Corker: Senate Democrats Deny American People a Vote on Iran Nuclear Deal
“If the Iranian parliament and the United Nations get to vote on this nuclear agreement, surely the United States Senate should get to vote as well.”
WASHINGTON – U.S. Senator Bob Corker (R-Tenn.), chairman of the Senate Foreign Relations Committee, condemned a partisan effort by Senate Democrats to block a vote on disapproval of the Iran nuclear deal. Earlier this year, 98 senators voted for Corker’s bipartisan legislation to give Congress the opportunity to review and vote on the final agreement with Iran.
“As I have said many times, I believe each senator should vote their conscience on the president’s nuclear deal with Iran, but it is difficult to understand how some can justify to the American people why they would not allow Congress to have a final vote on this consequential issue,” said Corker. “The effort by a minority to deny the American people a voice and a vote is deeply disappointing and quite a reversal after 98 senators supported giving Congress a say over one of the most significant national security issues of our time. The fact remains that there is only bipartisan opposition in Congress to the president’s Iran agreement.

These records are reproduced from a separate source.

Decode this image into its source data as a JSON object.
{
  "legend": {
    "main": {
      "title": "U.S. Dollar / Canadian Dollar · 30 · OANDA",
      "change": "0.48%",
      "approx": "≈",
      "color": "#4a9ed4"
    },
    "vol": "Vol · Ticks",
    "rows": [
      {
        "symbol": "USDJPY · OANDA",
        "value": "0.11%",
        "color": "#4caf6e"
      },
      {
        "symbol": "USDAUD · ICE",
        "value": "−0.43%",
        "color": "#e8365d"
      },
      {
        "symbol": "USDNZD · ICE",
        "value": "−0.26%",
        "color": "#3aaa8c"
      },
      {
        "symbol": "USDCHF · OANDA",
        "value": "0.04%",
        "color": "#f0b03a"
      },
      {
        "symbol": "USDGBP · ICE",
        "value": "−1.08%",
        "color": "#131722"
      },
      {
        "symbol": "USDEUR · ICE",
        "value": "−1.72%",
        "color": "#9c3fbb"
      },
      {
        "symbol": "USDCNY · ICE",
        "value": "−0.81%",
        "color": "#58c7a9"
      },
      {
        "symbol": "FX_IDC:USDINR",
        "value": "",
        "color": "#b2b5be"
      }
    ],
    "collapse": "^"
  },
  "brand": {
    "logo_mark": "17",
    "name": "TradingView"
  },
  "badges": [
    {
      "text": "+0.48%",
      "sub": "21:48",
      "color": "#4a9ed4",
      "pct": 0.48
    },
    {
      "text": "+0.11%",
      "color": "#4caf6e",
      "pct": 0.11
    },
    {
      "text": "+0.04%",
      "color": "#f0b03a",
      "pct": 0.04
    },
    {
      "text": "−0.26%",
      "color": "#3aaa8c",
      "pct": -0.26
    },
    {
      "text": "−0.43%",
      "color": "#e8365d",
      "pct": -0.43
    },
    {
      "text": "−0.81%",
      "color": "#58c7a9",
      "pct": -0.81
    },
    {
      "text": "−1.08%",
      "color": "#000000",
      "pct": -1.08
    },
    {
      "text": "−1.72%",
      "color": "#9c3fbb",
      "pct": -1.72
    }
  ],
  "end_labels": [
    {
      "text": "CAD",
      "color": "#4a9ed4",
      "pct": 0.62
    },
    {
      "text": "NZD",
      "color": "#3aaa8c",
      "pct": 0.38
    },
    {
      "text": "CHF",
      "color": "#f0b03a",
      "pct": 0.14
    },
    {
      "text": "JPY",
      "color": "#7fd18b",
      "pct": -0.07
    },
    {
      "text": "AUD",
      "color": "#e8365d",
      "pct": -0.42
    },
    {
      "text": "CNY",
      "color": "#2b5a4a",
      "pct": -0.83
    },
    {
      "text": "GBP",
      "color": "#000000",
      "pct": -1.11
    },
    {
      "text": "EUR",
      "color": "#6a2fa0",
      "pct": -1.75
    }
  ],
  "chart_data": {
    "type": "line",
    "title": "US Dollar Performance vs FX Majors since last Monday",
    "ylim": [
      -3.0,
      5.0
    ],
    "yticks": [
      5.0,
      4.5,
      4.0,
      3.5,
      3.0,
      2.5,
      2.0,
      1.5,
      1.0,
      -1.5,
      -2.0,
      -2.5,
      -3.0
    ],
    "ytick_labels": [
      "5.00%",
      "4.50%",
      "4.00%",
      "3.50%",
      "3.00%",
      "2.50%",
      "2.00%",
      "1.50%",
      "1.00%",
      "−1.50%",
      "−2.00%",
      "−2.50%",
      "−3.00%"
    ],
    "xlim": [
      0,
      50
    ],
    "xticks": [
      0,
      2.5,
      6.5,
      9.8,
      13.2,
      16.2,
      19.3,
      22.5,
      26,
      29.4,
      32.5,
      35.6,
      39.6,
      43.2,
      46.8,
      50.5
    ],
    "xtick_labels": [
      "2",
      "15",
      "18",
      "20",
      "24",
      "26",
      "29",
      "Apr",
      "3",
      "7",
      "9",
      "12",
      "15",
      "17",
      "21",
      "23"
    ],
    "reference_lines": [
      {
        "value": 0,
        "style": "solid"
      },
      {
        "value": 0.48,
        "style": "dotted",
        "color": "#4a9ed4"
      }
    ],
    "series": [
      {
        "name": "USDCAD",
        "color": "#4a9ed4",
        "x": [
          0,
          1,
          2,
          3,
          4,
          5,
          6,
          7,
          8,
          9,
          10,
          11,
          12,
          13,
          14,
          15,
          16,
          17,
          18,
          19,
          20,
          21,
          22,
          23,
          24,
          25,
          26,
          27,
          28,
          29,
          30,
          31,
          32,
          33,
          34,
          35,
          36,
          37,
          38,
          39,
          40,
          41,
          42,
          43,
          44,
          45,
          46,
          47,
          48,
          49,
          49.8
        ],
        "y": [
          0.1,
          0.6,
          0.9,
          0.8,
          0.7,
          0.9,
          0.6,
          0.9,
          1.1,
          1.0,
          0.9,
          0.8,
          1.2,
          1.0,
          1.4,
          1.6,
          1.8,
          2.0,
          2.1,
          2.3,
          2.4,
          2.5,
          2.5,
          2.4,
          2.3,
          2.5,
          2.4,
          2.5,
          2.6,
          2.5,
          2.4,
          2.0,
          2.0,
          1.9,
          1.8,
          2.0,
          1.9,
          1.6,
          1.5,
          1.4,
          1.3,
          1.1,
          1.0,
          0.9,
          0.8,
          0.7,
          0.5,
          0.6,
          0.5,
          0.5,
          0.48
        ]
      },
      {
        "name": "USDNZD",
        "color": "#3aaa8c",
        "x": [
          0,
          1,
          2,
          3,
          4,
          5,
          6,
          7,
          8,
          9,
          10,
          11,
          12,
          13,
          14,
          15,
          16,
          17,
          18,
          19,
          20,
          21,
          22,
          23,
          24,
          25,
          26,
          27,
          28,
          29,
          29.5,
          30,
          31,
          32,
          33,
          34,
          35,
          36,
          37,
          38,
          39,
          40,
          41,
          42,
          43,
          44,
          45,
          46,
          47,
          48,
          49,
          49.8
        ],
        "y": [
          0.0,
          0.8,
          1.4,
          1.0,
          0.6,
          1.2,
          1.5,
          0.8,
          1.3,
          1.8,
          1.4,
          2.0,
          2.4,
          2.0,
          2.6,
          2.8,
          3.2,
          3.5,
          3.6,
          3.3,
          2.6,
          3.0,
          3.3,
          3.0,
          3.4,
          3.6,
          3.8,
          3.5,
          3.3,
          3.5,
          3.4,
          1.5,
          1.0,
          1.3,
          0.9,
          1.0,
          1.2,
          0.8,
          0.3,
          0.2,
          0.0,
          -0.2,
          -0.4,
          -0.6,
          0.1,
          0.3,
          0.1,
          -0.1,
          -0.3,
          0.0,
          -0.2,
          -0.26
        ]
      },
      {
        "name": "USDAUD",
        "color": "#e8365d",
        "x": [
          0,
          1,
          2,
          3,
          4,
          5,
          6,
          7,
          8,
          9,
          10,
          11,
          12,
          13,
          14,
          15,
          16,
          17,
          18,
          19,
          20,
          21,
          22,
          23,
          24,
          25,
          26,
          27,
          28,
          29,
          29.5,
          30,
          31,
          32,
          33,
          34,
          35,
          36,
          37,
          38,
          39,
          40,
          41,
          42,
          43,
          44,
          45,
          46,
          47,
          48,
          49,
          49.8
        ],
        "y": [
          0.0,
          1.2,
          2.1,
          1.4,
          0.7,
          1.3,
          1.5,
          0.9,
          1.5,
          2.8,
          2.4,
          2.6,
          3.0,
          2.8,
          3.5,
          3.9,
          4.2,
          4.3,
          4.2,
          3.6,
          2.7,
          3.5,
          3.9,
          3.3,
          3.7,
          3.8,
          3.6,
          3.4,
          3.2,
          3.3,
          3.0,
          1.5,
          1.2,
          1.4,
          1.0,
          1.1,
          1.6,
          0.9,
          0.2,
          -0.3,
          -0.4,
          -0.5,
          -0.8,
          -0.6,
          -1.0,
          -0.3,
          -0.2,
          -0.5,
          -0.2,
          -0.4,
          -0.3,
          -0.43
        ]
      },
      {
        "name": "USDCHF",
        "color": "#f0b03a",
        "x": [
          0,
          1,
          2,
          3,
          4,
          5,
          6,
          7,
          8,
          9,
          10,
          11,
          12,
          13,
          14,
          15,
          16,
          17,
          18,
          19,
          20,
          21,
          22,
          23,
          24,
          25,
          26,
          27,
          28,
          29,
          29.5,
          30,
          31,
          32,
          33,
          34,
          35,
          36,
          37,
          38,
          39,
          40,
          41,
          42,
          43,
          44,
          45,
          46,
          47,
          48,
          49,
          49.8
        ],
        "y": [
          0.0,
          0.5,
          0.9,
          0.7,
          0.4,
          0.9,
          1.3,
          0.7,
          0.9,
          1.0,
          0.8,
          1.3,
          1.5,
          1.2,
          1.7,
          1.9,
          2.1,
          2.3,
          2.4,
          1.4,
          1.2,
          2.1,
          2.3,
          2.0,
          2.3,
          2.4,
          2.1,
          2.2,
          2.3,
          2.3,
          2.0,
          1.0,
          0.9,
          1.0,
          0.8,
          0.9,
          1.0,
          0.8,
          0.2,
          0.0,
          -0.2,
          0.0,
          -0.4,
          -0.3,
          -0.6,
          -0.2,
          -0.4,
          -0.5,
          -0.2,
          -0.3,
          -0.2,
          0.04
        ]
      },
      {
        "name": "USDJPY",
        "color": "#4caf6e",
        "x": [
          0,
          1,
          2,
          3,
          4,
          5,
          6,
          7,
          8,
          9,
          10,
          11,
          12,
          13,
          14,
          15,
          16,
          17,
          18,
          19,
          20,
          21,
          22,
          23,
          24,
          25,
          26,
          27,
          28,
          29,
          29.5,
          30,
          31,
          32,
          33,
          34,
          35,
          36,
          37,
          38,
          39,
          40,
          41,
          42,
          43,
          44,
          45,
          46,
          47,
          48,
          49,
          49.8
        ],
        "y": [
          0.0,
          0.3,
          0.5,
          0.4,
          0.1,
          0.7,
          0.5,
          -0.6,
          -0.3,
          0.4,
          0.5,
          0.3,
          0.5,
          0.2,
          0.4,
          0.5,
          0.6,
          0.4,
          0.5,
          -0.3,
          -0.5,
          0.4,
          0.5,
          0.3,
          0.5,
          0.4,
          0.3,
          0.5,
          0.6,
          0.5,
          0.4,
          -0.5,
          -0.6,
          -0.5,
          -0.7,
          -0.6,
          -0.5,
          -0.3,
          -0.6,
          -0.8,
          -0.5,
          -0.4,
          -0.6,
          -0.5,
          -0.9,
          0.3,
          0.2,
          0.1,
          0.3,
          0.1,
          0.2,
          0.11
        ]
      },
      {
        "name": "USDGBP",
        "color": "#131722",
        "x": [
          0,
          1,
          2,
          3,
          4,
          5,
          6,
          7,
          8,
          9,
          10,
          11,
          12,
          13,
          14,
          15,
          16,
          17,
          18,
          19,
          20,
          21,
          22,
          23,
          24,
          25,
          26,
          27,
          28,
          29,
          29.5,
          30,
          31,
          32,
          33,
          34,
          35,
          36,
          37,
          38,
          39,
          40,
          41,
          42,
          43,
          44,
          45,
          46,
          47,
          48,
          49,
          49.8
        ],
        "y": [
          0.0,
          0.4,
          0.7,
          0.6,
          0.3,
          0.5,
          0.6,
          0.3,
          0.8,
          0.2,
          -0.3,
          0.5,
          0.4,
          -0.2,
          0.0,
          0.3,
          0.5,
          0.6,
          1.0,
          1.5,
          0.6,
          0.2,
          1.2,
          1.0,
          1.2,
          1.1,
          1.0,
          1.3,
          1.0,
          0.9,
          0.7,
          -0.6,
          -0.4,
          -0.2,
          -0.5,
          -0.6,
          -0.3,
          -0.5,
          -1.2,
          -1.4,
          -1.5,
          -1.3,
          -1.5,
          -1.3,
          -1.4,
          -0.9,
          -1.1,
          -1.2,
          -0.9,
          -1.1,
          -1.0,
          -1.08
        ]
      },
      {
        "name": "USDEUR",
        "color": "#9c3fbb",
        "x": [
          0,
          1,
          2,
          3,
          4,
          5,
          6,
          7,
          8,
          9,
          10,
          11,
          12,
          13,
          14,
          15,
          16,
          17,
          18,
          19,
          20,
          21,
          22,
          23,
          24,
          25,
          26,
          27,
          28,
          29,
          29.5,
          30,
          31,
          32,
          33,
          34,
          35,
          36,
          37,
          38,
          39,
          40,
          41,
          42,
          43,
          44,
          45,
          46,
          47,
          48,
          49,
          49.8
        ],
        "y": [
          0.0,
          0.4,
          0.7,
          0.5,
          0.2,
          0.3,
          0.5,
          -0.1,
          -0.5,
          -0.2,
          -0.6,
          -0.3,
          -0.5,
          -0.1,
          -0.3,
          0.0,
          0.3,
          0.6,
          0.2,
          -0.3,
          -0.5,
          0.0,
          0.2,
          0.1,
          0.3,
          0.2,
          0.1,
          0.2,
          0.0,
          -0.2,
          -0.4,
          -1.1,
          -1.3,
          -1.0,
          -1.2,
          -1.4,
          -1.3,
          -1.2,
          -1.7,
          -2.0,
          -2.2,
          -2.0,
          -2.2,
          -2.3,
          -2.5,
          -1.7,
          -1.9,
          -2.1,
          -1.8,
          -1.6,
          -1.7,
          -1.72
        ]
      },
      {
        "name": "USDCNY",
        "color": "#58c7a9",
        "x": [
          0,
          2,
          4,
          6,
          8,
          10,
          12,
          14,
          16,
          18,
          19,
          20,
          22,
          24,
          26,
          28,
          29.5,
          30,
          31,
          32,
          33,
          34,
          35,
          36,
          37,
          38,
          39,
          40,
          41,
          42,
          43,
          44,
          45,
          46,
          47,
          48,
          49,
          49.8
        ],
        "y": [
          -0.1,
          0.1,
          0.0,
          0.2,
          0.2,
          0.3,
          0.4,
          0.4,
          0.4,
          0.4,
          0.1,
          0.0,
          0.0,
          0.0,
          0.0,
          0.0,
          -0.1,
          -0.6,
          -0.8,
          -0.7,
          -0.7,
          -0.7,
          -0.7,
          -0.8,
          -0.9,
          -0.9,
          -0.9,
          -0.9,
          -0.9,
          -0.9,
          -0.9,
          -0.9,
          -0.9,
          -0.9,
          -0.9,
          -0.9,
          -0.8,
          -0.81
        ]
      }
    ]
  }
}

“The reason this process was put in place was because the president tried to avoid any congressional review by making this a non-binding executive agreement and took it straight to the United Nations Security Council for its endorsement,” added Corker.
“I would hope my colleagues on the other side of the aisle would reconsider and allow a final vote on the merits of this deal so the people of this country know where we all stand,” concluded Corker. “If the Iranian parliament and the United Nations get to vote on this nuclear agreement, surely the United States Senate should get to vote as well.”